I wonder if the vic classic, one of the most ubiqutous pen knives of the last 20 years, is the new age equivelent of the single stone flake.

(This is not an entry to the give away, but just a long winded comment on it. If need be, a mod can move it as a post of it's own.)
 
Sunnyd, Thanks for the contest. Very generous of you sir.
 
ALL Right!!! Sunnyd, I've been carrying around that sodbuster and it's wearing a hole in my pocket lol. Thanks for the chance to win a little guy!!
 
Good show, Anthony! Don't suppose you're ready to just send me some of those Eddie White's are ya!:eek::D

Just want to give ya props there for doing this. Skip me as an entry. Just wanted to give a :thumbup:. I have battered SAK Classic always in my left pocket, of which the only thing I don't use much is the blade. Then again, I have at least one EDC folder in the mid three inch range in the right pocket.
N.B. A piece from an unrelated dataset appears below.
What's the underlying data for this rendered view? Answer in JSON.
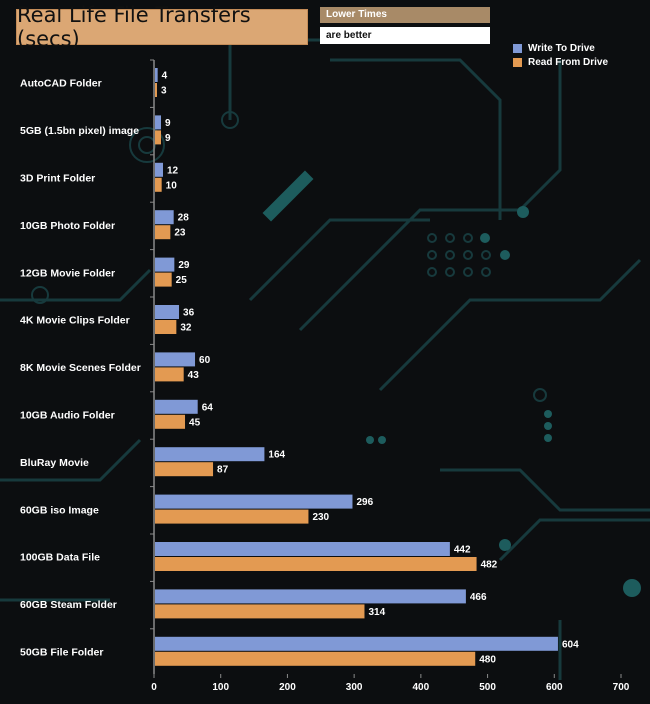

Jackknife speaking about rabbits reminds me of then that one fellow who would take me out hunting once in a while as a kid. He showed me once how to pinch the skin at mid-back and just tear the skin off, half to the front and half to the back. He just unzipped em.
 
Thanks for the chance Sunnyd.That Schrade is sweet.This forum has resparked my enthusiasm for knives again. They sat under my dresser for several years.Now I have an excuse to break them out and come here and get into great conversations and advice.Your kindness will be returned.
Steve
 
Thanks for the chance!

Always have a stockman or trapper in my pocket. Can't be beat for a work knife!!